Output: string output containing prefix and generated words separated by whitespace. E.g., `as you like it`

In [None]:
prefix = 'as you say you' # "hear me"

def generate(prob_fn = get_prob_from_lm_with_interpolation, prefix = prefix, n_generate = 20):
  next_prediction = prefix.split()

  for _ in range(n_generate):
        predict_probability = {}
        context = next_prediction[-4:]

        for sent in uni.keys():
            p = prob_fn(context, sent)
            predict_probability[sent] = p

        next_prediction.append(random.choices(list(predict_probability.keys()), weights = list(predict_probability.values()))[0])

  return ' '.join(next_prediction)

generate()

"as you say you </s> <s> Where you'll <s> To With </s> You ELIZABETH: indeed , thou but the elements that turtle ! thank"

In [None]:
generate(prob_fn = get_prob_from_lm)

'as you say you </s> <s> have none .  </s> <s> Young Ned , for thee , thine uncles and myself </s> <s>'

In [None]:
generate(prob_fn = get_prob_from_lm_with_interpolation)

"as you say you ,  </s> <s> Being capable grant , of Stanley ? what have </s> <s> I'ld with thee with that"

Compare the outputs of the two language models. Why do you think a difference exists?

**\# INSERT TEXT HERE**

The output text generated by the model without the interpolation has resulted in a more meaningful sentence than the model which employs interpolation.
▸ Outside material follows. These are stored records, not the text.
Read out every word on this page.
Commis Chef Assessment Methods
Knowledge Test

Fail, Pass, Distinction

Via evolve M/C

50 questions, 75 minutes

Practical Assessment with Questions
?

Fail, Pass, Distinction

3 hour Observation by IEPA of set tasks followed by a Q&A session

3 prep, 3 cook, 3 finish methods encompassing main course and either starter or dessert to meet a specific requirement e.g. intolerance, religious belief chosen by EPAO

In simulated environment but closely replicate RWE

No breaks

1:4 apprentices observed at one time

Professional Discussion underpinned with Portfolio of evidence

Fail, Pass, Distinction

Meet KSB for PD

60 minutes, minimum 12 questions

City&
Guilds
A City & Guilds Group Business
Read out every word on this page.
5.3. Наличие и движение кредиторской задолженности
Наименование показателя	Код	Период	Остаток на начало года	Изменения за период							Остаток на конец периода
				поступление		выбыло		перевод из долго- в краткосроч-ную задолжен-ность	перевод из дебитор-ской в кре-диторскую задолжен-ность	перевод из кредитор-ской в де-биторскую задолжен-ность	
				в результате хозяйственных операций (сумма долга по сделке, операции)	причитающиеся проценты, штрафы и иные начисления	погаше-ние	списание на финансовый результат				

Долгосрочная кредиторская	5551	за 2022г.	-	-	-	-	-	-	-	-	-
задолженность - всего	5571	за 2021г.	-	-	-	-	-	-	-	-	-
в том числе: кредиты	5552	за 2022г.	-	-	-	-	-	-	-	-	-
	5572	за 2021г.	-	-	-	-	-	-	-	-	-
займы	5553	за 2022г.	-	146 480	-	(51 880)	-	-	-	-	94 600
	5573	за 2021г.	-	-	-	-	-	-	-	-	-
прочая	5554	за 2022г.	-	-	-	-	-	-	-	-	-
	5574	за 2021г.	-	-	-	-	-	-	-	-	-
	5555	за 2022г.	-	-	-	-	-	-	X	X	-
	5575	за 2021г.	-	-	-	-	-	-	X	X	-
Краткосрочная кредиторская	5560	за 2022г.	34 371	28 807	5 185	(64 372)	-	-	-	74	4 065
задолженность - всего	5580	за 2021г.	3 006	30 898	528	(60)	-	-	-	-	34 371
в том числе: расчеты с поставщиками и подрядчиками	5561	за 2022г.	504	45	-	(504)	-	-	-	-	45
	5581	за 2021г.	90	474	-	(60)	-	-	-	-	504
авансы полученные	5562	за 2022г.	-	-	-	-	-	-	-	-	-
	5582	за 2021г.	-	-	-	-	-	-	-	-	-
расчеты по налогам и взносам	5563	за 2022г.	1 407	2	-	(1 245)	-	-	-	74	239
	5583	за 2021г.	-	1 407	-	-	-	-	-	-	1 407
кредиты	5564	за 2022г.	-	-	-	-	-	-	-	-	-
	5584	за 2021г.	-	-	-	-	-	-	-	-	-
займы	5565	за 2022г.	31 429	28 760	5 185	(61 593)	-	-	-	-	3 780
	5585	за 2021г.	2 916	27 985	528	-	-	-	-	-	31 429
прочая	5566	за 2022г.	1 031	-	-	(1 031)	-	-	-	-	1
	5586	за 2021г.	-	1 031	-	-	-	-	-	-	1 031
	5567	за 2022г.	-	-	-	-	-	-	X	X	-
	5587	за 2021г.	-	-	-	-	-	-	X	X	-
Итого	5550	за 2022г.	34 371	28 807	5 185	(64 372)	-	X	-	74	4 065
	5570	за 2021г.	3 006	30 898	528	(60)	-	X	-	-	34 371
This could be due to the fact that the probability weights are not tuned. This behavior is expected as thew perplexity of the model with interpolation is worse than the model without interpolation.

# The End
Voila! If you were able to complete the assignment, you have successfully created a language model in barebones Python! You have trained it on a text corpus and can use it to generate arbitrary text just like GPT-3!